Signs of a gradual recovery in the materials sector of the S&P 500 has hinged upon a slow economic recovery in the U.S. and China. Exchange traded funds tracking this sector are an affordable, risk-adjusted method of gaining exposure to these equities.
S&P Capital IQ lifted its view on the Materials sector of the S&P 500 Index from a negative stance to a neutral one, citing an expected recovery in global economics in 2013.
"Furthermore, the growing demand from emerging markets for metals and mining products should drive the increase. One way to gain exposure to this space is through ETFs, which can provide diversification in ways where individual equities fall short," S&P said in a recent note.

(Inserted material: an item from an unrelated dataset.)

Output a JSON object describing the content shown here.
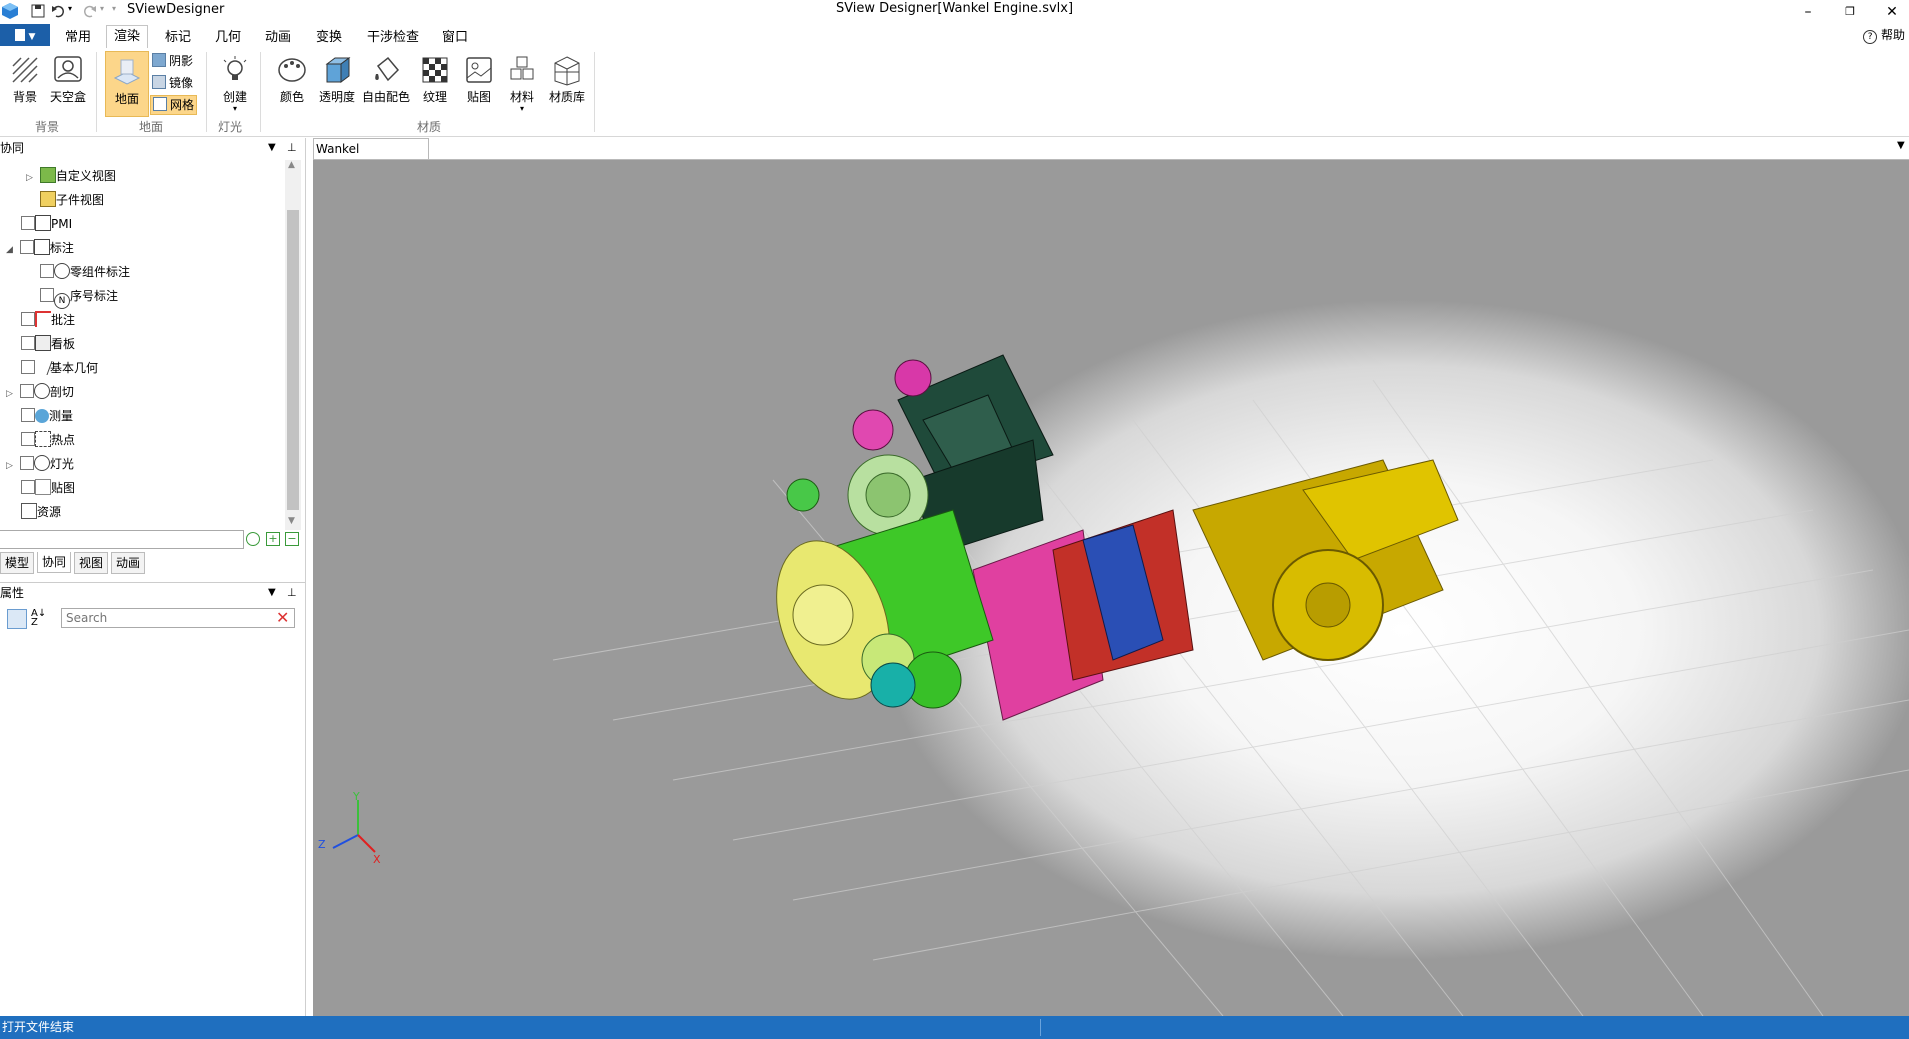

S&P Capital is positive on the diversified chemicals firms, which can be accessed through the iShares Dow Jones U.S. Basic Materials Sector Index Fund (IYM). The research firm has upgraded this ETF to Marketweight, along with the Vanguard Materials Index Fund (VAW). IYM gives the top holdings to chemical companies, while VAW gives 19.3% to chemical companies. VAW is the least expensive ETF with an expense ratio of 0.14%.

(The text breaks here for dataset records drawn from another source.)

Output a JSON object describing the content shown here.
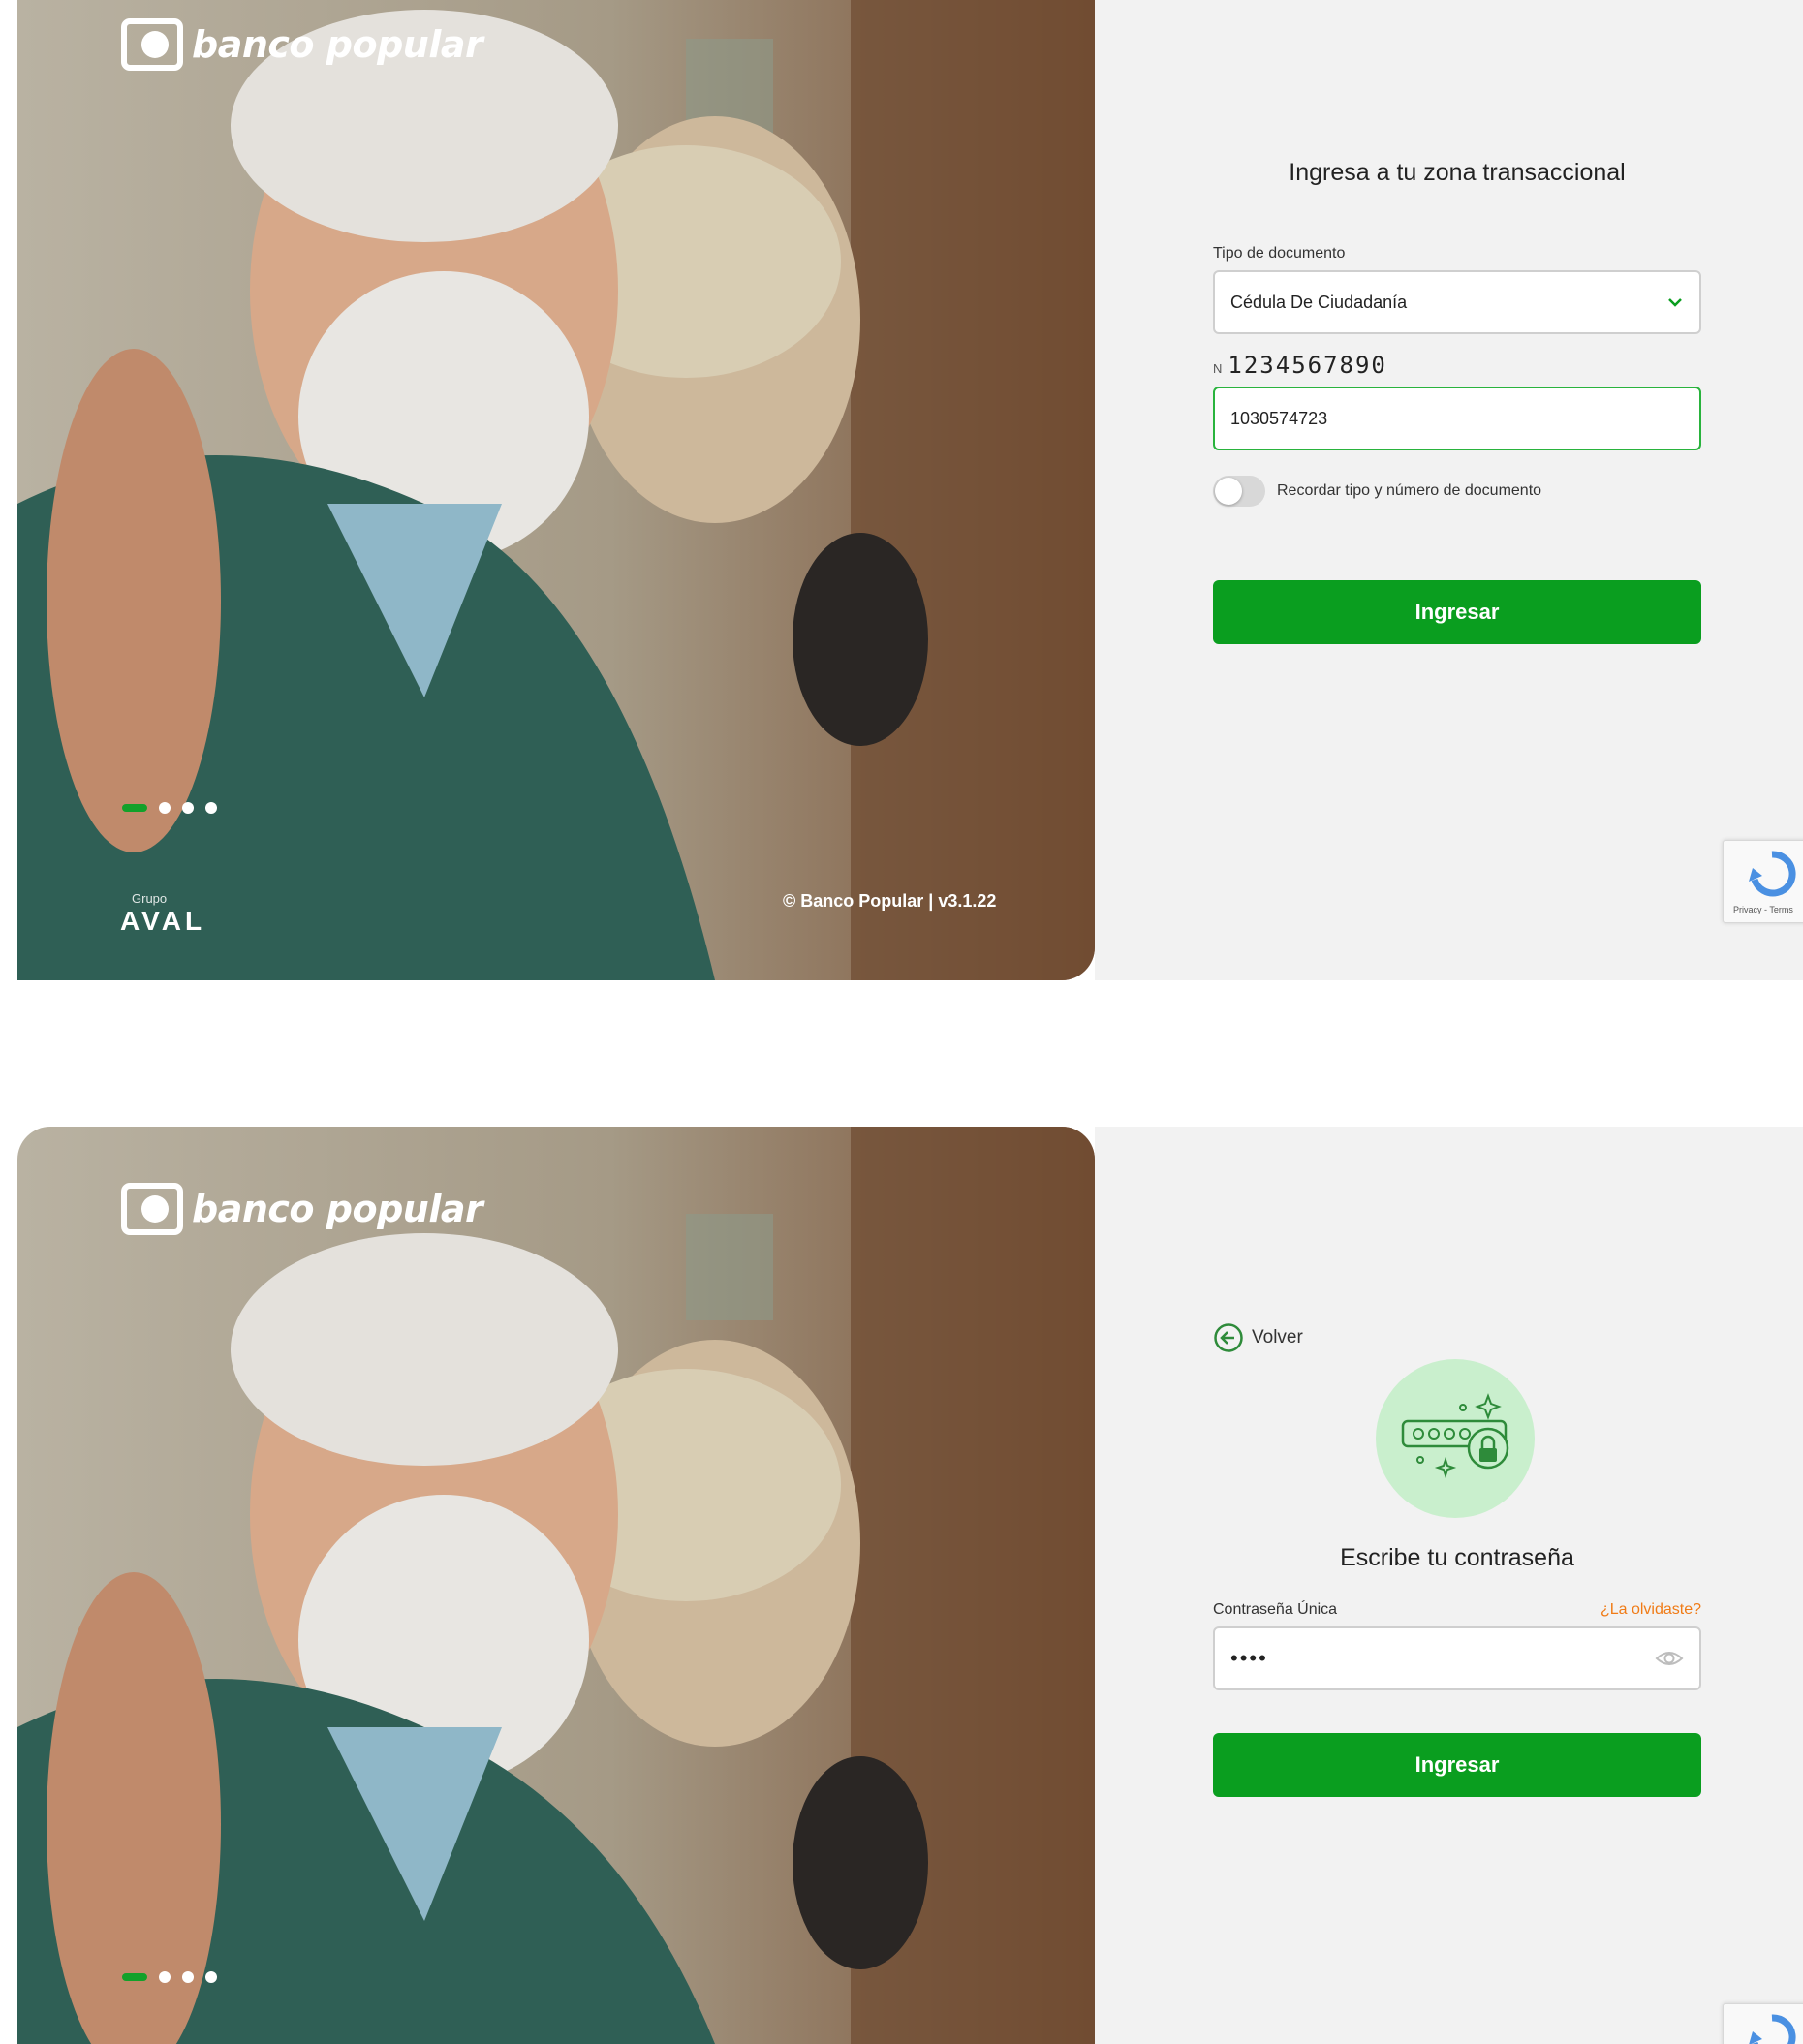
{
  "brand": {
    "name": "banco popular",
    "group_small": "Grupo",
    "group": "AVAL"
  },
  "footer": {
    "copyright": "© Banco Popular | v3.1.22"
  },
  "login": {
    "title": "Ingresa a tu zona transaccional",
    "doc_type_label": "Tipo de documento",
    "doc_type_value": "Cédula De Ciudadanía",
    "doc_number_label_prefix": "N",
    "doc_number_overlay": "1234567890",
    "doc_number_value": "1030574723",
    "remember_label": "Recordar tipo y número de documento",
    "submit_label": "Ingresar"
  },
  "password": {
    "back_label": "Volver",
    "title": "Escribe tu contraseña",
    "field_label": "Contraseña Única",
    "forgot_label": "¿La olvidaste?",
    "field_value": "••••",
    "submit_label": "Ingresar"
  },
  "recaptcha": {
    "links": "Privacy - Terms"
  },
  "carousel": {
    "slide_count": 4,
    "active_index": 0
  },
  "colors": {
    "primary": "#0a9e1f",
    "focus_border": "#29b33d",
    "link_orange": "#f07b16",
    "panel_bg": "#f2f2f2"
  },
  "icons": [
    "banco-popular-logo-icon",
    "chevron-down-icon",
    "arrow-left-circle-icon",
    "password-lock-illustration-icon",
    "eye-icon",
    "recaptcha-icon"
  ]
}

"Fundamentals for diversified chemicals, the largest sub-industry in the sector, are positive, according the S&P Capital IQ equity analysts. We think the decline in U.S. natural gas prices relative to global crude oil prices has improved the feedstock cost competitiveness of the U.S. petrochemical industry versus other global regions, such as Europe, thus helping boost U.S. industry exports," said S&P Capital IQ.

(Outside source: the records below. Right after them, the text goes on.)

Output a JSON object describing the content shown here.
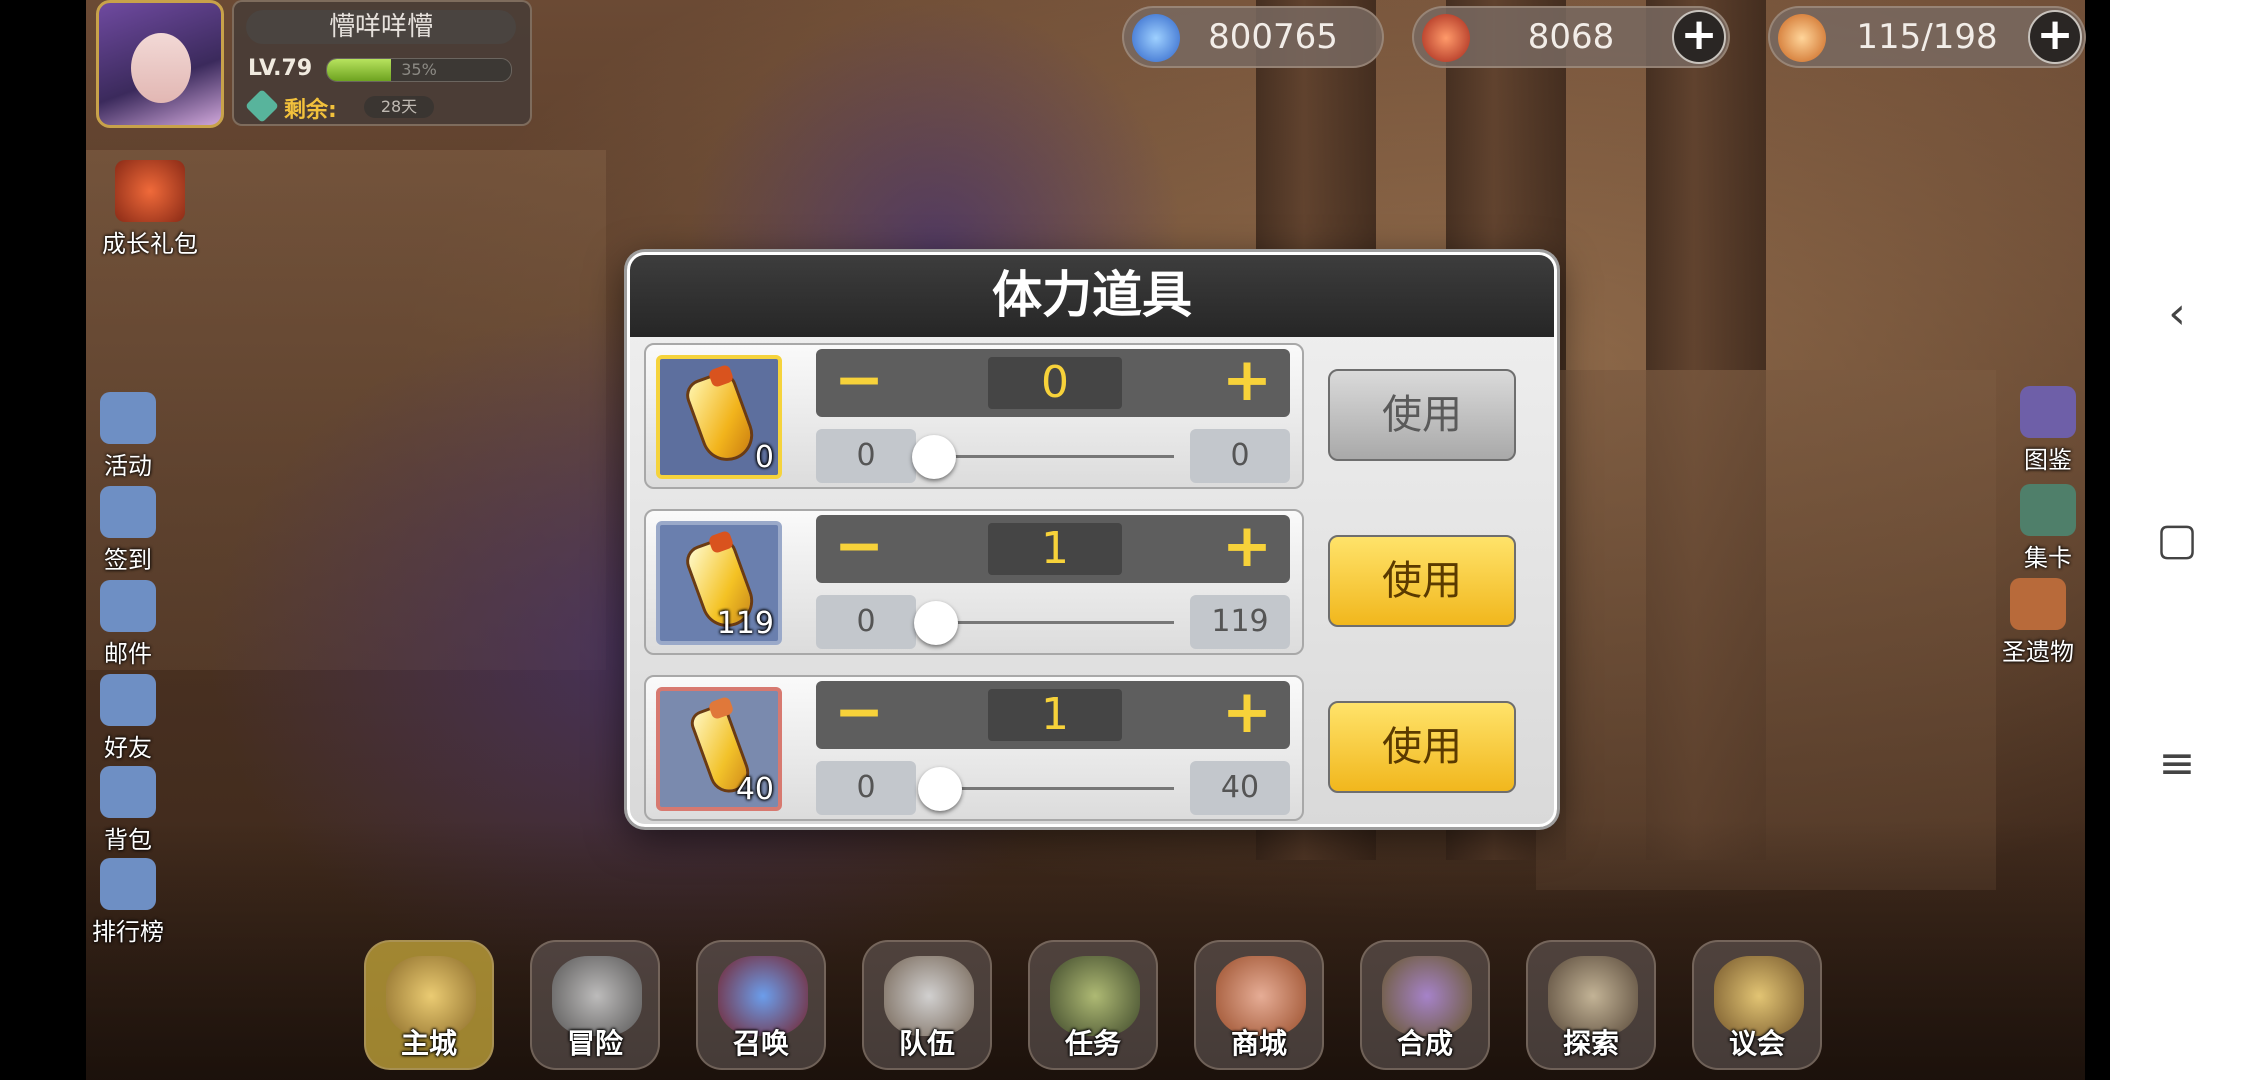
{
  "player": {
    "name": "懵咩咩懵",
    "level_label": "LV.79",
    "xp_percent_text": "35%",
    "xp_fraction": 0.35,
    "remaining_label": "剩余:",
    "remaining_days": "28天"
  },
  "currencies": [
    {
      "name": "crystal",
      "value": "800765",
      "has_plus": false,
      "color": "#3f7fe0"
    },
    {
      "name": "gem",
      "value": "8068",
      "has_plus": true,
      "color": "#c8442c"
    },
    {
      "name": "stamina",
      "value": "115/198",
      "has_plus": true,
      "color": "#d2782c"
    }
  ],
  "left_menu": {
    "gift_pack": "成长礼包",
    "items": [
      "活动",
      "签到",
      "邮件",
      "好友",
      "背包",
      "排行榜"
    ]
  },
  "right_menu": [
    "图鉴",
    "集卡",
    "圣遗物"
  ],
  "bottom_nav": [
    "主城",
    "冒险",
    "召唤",
    "队伍",
    "任务",
    "商城",
    "合成",
    "探索",
    "议会"
  ],
  "dialog": {
    "title": "体力道具",
    "rows": [
      {
        "count": "0",
        "value": "0",
        "min": "0",
        "max": "0",
        "slider_fraction": 0.0,
        "button": "使用",
        "enabled": false,
        "frame": "gold"
      },
      {
        "count": "119",
        "value": "1",
        "min": "0",
        "max": "119",
        "slider_fraction": 0.0084,
        "button": "使用",
        "enabled": true,
        "frame": "blue"
      },
      {
        "count": "40",
        "value": "1",
        "min": "0",
        "max": "40",
        "slider_fraction": 0.025,
        "button": "使用",
        "enabled": true,
        "frame": "red"
      }
    ],
    "minus_symbol": "−",
    "plus_symbol": "+"
  },
  "android": {
    "back": "‹",
    "home": "▢",
    "menu": "≡"
  }
}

Metals and mining is another sub-industry area that S&P Capital is bullish on. Analysts have a positive fundamental outlook for the next 12 months as sales and earnings are expected to recover from the depressed lows of last year. The SPDR S&P Metals and Mining ETF (XME) and the Materials Select Sector SPDR (XLB) are in focus as materials such as nickel, copper, aluminum and iron ore are expected to rise on higher demand.
Tisha Guerrero contributed to this article.